The Bible calls these ladies women of virtue or capable women. The Bible looks at their role in their homes and praises it. In Proverbs 31, the woman of virtue bears her weight within the context of a marriage in which her husband bears his as well. Scripture implies that he is well respected in the community. This is a man who is a kephale cornerstone, levering his privilege as a load-bearing foundational element of the household. But Ruth was also known as a woman of virtue. Her reputation as a capable woman of strength preceded her (Ruth 3:11) when the kephale stones in her household of husband and father-in-law had died. Ruth was a load-bearing wall, a necessary cross-beam, in Naomi’s life. She couldn’t replace her father-in-law, yet she carried much of the weight that he would have been bearing if he had still been alive. Yet we see clearly from Ruth and Naomi’s life the profound loss in their lives from the death of their heads. Ruth in particular persevered and brought comfort to Naomi, but that did not make the sense of profound loss go away. In fact, it was a new head in the form of Boaz that helped restore Ruth and Naomi’s household and family.
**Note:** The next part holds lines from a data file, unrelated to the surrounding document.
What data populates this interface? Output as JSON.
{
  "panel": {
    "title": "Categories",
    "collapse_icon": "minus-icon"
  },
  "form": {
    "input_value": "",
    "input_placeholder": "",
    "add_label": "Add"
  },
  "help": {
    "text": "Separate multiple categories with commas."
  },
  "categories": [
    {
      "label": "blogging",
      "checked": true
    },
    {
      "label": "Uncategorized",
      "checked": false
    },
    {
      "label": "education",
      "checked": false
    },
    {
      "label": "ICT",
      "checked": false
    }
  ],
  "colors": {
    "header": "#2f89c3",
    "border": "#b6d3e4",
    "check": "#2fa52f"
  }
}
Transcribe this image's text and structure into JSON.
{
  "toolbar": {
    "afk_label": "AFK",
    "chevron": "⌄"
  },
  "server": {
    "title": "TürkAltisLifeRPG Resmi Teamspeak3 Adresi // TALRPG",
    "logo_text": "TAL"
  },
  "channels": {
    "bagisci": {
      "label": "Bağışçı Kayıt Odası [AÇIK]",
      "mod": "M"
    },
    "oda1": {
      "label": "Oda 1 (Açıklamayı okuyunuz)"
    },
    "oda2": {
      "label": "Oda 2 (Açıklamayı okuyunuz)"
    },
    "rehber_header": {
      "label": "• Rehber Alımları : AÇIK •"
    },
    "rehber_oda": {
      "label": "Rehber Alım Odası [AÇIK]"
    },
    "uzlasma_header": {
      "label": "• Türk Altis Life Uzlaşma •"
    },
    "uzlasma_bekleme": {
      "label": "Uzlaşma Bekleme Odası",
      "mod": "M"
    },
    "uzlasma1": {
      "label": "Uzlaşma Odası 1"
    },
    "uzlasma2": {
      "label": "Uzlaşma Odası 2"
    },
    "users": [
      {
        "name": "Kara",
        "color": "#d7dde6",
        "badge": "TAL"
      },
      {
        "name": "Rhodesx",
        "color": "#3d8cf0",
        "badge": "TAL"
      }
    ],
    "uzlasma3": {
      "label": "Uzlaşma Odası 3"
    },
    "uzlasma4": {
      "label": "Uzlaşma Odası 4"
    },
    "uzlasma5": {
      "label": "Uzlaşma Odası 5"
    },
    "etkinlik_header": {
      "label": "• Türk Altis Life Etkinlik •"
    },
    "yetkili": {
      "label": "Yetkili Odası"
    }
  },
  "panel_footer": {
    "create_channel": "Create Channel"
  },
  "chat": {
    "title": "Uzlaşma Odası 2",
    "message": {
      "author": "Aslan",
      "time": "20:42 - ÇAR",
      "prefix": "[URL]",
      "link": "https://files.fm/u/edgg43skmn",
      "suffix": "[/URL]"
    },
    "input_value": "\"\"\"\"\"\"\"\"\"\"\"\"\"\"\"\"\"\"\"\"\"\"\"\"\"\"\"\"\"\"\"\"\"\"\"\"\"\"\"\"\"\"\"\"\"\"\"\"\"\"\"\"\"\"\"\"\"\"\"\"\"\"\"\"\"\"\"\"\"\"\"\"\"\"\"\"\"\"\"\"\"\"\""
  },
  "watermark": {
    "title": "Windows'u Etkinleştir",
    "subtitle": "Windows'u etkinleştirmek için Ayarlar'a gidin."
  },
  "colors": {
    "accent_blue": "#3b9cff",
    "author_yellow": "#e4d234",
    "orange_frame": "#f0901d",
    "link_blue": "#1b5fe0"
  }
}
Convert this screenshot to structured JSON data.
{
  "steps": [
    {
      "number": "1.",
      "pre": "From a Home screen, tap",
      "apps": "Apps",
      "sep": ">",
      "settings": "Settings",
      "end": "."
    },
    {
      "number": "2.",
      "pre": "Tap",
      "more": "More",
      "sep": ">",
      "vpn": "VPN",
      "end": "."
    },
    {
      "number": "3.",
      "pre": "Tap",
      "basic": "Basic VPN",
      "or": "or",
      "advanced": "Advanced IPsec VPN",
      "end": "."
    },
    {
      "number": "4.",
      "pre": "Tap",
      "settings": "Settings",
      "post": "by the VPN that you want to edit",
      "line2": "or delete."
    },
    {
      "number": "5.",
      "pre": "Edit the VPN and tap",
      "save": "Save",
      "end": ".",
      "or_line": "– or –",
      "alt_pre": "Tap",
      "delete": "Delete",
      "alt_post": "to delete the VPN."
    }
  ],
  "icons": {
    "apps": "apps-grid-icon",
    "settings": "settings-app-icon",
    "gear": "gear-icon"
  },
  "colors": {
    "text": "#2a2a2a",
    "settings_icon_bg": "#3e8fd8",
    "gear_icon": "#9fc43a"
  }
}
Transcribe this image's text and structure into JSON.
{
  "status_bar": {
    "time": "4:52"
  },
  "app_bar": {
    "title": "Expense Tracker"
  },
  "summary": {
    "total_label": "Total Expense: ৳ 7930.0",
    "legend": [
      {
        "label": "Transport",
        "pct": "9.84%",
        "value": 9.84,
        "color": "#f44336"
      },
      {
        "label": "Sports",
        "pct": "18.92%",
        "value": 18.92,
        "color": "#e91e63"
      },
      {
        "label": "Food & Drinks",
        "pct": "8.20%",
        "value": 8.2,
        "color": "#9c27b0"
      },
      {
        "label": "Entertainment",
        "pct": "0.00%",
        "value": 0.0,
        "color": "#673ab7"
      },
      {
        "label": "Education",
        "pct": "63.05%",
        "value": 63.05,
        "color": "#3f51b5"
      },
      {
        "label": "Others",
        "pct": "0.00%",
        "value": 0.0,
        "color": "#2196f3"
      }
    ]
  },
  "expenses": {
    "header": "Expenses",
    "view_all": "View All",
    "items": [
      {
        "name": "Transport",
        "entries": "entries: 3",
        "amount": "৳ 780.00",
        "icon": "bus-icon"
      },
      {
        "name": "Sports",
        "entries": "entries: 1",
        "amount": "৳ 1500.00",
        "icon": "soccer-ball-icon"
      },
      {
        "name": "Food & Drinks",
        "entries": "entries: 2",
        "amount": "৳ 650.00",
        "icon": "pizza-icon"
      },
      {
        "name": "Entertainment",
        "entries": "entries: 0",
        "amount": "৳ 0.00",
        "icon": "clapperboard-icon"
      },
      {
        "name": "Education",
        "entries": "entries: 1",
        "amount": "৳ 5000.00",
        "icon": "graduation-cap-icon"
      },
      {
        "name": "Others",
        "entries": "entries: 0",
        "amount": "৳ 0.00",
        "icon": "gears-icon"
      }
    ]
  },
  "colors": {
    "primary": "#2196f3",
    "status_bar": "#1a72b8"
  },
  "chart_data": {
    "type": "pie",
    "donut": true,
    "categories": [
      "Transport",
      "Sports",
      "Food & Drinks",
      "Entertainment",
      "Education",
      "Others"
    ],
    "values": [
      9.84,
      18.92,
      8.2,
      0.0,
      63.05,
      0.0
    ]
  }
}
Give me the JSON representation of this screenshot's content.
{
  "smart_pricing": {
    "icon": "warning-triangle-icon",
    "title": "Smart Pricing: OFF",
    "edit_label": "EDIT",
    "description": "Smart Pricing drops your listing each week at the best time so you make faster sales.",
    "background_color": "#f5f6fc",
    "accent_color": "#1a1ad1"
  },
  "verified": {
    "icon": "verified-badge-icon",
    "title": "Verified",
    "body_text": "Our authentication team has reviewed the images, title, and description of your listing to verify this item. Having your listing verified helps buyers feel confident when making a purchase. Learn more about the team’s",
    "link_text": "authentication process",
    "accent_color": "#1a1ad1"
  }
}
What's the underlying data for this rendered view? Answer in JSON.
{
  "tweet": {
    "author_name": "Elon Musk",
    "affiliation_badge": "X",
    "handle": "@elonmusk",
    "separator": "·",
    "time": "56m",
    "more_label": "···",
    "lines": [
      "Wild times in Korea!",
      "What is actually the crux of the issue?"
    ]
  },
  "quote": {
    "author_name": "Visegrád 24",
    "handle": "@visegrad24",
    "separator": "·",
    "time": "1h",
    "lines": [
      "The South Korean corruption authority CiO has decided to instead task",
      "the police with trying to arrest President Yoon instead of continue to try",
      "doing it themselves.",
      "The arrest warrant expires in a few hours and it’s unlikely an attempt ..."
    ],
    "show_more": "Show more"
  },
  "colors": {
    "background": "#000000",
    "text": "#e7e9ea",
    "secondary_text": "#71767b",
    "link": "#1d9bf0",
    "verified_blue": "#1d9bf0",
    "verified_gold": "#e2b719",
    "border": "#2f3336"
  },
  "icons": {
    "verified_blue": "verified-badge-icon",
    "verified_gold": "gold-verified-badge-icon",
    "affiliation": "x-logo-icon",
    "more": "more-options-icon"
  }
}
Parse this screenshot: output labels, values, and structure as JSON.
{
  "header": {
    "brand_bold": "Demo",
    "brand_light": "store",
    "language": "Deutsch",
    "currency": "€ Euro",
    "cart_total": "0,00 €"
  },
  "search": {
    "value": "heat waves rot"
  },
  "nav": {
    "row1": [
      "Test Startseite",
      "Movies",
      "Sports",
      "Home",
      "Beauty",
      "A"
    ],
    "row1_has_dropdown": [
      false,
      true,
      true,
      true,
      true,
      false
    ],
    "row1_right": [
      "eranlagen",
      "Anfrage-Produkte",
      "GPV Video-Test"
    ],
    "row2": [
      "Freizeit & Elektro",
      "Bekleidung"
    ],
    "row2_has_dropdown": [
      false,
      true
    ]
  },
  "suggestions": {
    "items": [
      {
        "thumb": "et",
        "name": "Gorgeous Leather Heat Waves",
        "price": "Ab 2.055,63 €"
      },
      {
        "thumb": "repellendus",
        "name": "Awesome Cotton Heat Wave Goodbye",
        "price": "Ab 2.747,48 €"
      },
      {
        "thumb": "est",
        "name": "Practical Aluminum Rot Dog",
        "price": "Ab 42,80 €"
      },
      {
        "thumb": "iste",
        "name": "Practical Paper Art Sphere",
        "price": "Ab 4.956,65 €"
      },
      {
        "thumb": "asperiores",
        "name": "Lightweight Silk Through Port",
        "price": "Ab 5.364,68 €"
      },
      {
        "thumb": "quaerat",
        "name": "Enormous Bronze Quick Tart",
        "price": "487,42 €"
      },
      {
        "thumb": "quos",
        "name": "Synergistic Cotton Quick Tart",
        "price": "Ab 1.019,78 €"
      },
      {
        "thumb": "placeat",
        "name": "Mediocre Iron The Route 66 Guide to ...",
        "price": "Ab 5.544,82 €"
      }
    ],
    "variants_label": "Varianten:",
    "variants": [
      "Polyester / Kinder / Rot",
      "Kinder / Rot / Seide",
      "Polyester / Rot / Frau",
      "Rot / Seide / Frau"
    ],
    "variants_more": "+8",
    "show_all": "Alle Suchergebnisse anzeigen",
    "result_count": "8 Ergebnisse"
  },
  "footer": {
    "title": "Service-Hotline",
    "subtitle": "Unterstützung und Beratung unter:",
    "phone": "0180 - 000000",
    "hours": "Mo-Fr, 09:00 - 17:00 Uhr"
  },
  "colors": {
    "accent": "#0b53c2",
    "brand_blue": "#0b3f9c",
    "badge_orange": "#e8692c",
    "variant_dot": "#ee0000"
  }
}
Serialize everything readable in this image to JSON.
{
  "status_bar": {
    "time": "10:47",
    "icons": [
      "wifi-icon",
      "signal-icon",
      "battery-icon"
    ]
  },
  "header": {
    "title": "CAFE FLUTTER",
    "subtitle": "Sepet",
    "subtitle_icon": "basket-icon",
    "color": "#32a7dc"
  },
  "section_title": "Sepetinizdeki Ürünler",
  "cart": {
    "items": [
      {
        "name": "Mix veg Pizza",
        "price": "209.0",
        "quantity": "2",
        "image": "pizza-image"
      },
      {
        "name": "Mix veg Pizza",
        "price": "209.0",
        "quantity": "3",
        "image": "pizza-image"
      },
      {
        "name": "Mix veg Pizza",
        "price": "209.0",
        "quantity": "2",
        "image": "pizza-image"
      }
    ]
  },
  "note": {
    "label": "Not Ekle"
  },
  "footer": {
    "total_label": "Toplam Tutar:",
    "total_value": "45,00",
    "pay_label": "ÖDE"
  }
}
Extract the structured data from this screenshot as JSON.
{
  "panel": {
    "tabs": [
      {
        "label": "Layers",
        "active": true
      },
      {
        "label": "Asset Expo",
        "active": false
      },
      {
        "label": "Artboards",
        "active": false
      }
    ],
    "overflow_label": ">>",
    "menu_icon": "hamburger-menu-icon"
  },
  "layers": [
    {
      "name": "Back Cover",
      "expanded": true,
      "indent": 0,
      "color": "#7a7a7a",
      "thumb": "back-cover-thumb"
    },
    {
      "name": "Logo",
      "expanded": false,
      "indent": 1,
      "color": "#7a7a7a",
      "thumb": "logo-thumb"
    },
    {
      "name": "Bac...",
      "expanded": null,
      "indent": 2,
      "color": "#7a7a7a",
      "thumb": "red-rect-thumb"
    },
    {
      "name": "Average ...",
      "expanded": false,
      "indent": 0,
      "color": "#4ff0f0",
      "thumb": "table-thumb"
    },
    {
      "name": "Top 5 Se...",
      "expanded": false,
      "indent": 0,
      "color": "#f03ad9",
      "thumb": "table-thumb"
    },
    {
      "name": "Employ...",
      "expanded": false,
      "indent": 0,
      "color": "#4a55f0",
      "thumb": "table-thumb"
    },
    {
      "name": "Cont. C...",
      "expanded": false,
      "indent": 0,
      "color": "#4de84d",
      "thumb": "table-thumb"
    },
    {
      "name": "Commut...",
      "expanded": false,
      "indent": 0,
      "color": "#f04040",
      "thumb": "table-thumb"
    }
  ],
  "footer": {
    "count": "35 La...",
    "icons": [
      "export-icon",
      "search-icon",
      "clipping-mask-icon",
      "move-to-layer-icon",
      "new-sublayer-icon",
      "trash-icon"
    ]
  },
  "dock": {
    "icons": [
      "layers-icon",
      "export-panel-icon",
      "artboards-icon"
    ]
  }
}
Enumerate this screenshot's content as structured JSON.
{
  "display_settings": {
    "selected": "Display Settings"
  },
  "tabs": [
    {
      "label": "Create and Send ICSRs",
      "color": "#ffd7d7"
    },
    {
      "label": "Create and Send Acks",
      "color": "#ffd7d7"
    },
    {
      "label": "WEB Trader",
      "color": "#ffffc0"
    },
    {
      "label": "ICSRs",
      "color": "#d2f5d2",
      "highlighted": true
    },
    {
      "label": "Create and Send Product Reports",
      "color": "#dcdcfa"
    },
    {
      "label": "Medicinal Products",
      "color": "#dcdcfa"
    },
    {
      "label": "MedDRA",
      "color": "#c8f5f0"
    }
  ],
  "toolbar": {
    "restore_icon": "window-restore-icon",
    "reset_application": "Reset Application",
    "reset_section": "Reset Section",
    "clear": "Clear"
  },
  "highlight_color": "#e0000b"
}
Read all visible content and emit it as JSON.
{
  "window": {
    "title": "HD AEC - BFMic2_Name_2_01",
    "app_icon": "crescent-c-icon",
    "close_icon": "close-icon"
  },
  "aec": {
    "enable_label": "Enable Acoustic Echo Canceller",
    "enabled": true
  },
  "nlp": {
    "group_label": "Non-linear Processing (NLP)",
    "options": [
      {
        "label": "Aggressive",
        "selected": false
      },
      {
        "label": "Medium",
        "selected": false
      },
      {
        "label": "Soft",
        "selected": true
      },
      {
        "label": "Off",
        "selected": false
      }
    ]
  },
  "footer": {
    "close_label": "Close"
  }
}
Now, depending on our backgrounds and doctrinal inclinations, we are often offended by one or the other of Ruth’s states. Some are offended by her persevering independence when widowed. She did it on her own, providing for her family, even leading her mother in law in perseverance and hope. Some would say her independence would make her a bad future wife. On the flip side, some are offended by Ruth’s rescue by Boaz. Did she really need a white knight riding in to save her? Could she have not persevered on her own? A woman doesn’t have to have a man, right?

We might recognize this tension better in a modern situation. Consider the divorced woman in your church, a divorce not of her own choice, who rises from the ashes to make something of her life. Is she too independent? Is she perceived as unwilling to submit to another man? Maybe other church members think she brought this all on herself and no godly man would have her. Or, on the flip side, is she too interested in finding a new husband? Is she needy and unable to care for herself? Would you tell her she doesn’t need a man? That she can do this on her own? That’s she’s better off not dependent on some other man who can hurt her?

We don’t need to pit the two stages of Ruth’s life against each other. We don’t need to pit the overcoming single woman without a man against the woman who has a husband who is bearing the keystone weight of his household. One does not undermine the value of the other. Both stages of Ruth’s life pictured overcoming gospel hope, Ruth as a widow bearing undue weight as she persevered caring for Naomi, and Ruth and Boaz as a couple who picture the coming kinsman-redeemer. At neither stage of life was Ruth without the consequences of the fall. Not only did Ruth’s first husband die, her second did eventually as well. She very likely was a widow on the back end of life as well as the front end. And at neither stage was Ruth without hope from her newfound God. These two stages don’t need to be pitted against each other to recognize the great help and structure that Boaz brought to both Ruth and Naomi as Ruth’s head. He provided a foundational fix to the household structure Ruth had been valiantly holding up on her own. We can both honor the kephale cornerstone that Boaz was and say with profound conviction that the house would fall without the woman standing alongside the man, and sometimes standing without him when he defaults on his responsibilities.